Outra droga agnóstica aprovada recentemente foi o entrectinibe, do laboratório Roche. Ela recebeu o sinal da Food and Drug Administration, agência americana que regula remédios e alimentos nos Estados Unidos, em agosto, dois meses depois de ser liberada no Japão. “O entrectinibe age em uma mutação no gene ROS1, presente no câncer de pulmão de células não pequenas”, explica Ana Paula Garcia Cardoso, do Einstein. A indicação é para adultos na fase metastática da doença, quando já se alastrou no organismo. “Embora possa ser encontrada em qualquer paciente com esse tipo de câncer, a maior incidência de alterações no ROS1 é em tumores de pacientes jovens que nunca fumaram”, revela Lenio Alvarenga, diretor médico da Roche no Brasil. “Estamos trabalhando para que essa inovação também chegue em breve ao Brasil.” No caso desta forma de câncer de pulmão, o medicamento encolheu os tumores em 78% das pessoas com a doença e a duração da resposta variou de 1,8 a 36,8 meses. Quatro estudos realizados em 15 países e em mais de 150 centros de pesquisa serviram de base para o aval.

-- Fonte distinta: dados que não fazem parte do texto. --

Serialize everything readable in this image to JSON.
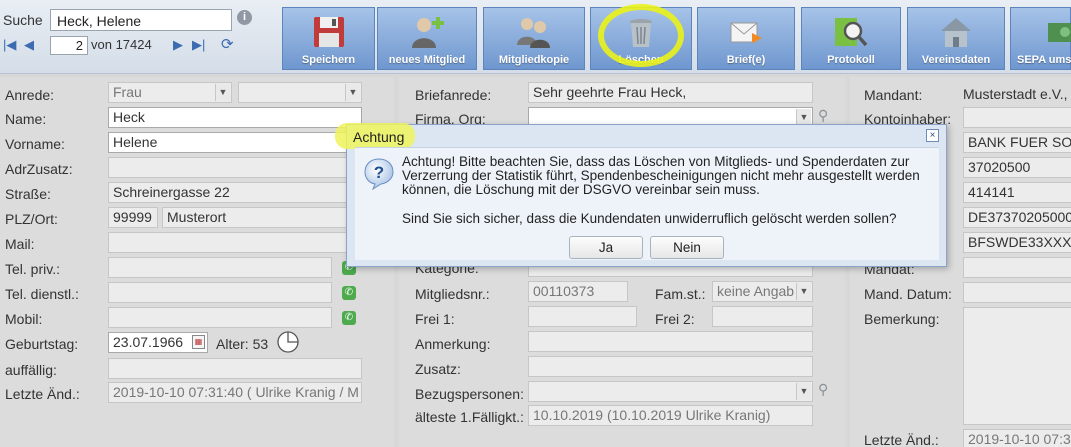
{
  "search": {
    "label": "Suche",
    "value": "Heck, Helene"
  },
  "pager": {
    "current": "2",
    "of_text": "von 17424"
  },
  "toolbar": [
    {
      "label": "Speichern",
      "icon": "floppy-disk"
    },
    {
      "label": "neues Mitglied",
      "icon": "add-person"
    },
    {
      "label": "Mitgliedkopie",
      "icon": "two-persons"
    },
    {
      "label": "Löschen",
      "icon": "trash-can"
    },
    {
      "label": "Brief(e)",
      "icon": "envelope"
    },
    {
      "label": "Protokoll",
      "icon": "magnifier-chart"
    },
    {
      "label": "Vereinsdaten",
      "icon": "house"
    },
    {
      "label": "SEPA ums",
      "icon": "banknote"
    }
  ],
  "left": {
    "anrede": {
      "label": "Anrede:",
      "value": "Frau"
    },
    "name": {
      "label": "Name:",
      "value": "Heck"
    },
    "vorname": {
      "label": "Vorname:",
      "value": "Helene"
    },
    "adrzusatz": {
      "label": "AdrZusatz:",
      "value": ""
    },
    "strasse": {
      "label": "Straße:",
      "value": "Schreinergasse 22"
    },
    "plzort": {
      "label": "PLZ/Ort:",
      "plz": "99999",
      "ort": "Musterort"
    },
    "mail": {
      "label": "Mail:",
      "value": ""
    },
    "telpriv": {
      "label": "Tel. priv.:",
      "value": ""
    },
    "teldienst": {
      "label": "Tel. dienstl.:",
      "value": ""
    },
    "mobil": {
      "label": "Mobil:",
      "value": ""
    },
    "geburtstag": {
      "label": "Geburtstag:",
      "value": "23.07.1966",
      "alter": "Alter: 53"
    },
    "auffaellig": {
      "label": "auffällig:",
      "value": ""
    },
    "letzte": {
      "label": "Letzte Änd.:",
      "value": "2019-10-10 07:31:40 ( Ulrike Kranig / M"
    }
  },
  "middle": {
    "briefanrede": {
      "label": "Briefanrede:",
      "value": "Sehr geehrte Frau Heck,"
    },
    "firma": {
      "label": "Firma, Org:",
      "value": ""
    },
    "kategorie": {
      "label": "Kategorie:",
      "value": ""
    },
    "mitgliedsnr": {
      "label": "Mitgliedsnr.:",
      "value": "00110373"
    },
    "famst": {
      "label": "Fam.st.:",
      "value": "keine Angab"
    },
    "frei1": {
      "label": "Frei 1:",
      "value": ""
    },
    "frei2": {
      "label": "Frei 2:",
      "value": ""
    },
    "anmerkung": {
      "label": "Anmerkung:",
      "value": ""
    },
    "zusatz": {
      "label": "Zusatz:",
      "value": ""
    },
    "bezugspersonen": {
      "label": "Bezugspersonen:",
      "value": ""
    },
    "faelligkeit": {
      "label": "älteste 1.Fälligkt.:",
      "value": "10.10.2019 (10.10.2019 Ulrike Kranig)"
    }
  },
  "right": {
    "mandant": {
      "label": "Mandant:",
      "value": "Musterstadt e.V.,"
    },
    "kontoinhaber": {
      "label": "Kontoinhaber:",
      "value": ""
    },
    "bank": "BANK FUER SOZI",
    "blz": "37020500",
    "konto": "414141",
    "iban": "DE373702050000",
    "bic": "BFSWDE33XXX",
    "mandat": {
      "label": "Mandat:",
      "value": ""
    },
    "manddatum": {
      "label": "Mand. Datum:",
      "value": ""
    },
    "bemerkung": {
      "label": "Bemerkung:",
      "value": ""
    },
    "letzte": {
      "label": "Letzte Änd.:",
      "value": "2019-10-10 07:3"
    }
  },
  "dialog": {
    "title": "Achtung",
    "close": "×",
    "message": "Achtung! Bitte beachten Sie, dass das Löschen von Mitglieds- und Spenderdaten zur Verzerrung der Statistik führt, Spendenbescheinigungen nicht mehr ausgestellt werden können, die Löschung mit der DSGVO vereinbar sein muss.",
    "question": "Sind Sie sich sicher, dass die Kundendaten unwiderruflich gelöscht werden sollen?",
    "yes": "Ja",
    "no": "Nein"
  },
  "colors": {
    "toolbar": "#7aa0d4",
    "highlight": "#eaf21a",
    "phone": "#4daa4d"
  }
}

A FDA concedeu ainda aprovação acelerada – trâmite que prioriza a análise de terapia de grande relevância para os pacientes, também concedido ao larotrectinibe – para o tratamento de pacientes a partir de 12 anos de idade com tumores sólidos, como o de tireoide a e pâncreas que apresentam a fusão genética NTRK. O entrectinibe diminuiu o tamanho dessas formas de câncer, localmente avançados ou que já haviam se espalhado pelo corpo, em mais da metade dos indivíduos em que a mutação foi detectada. “Respostas objetivas foram observadas em 10 tipos de tumores, assim como em pessoas com metástases no sistema nervoso central”, diz Alvarenga.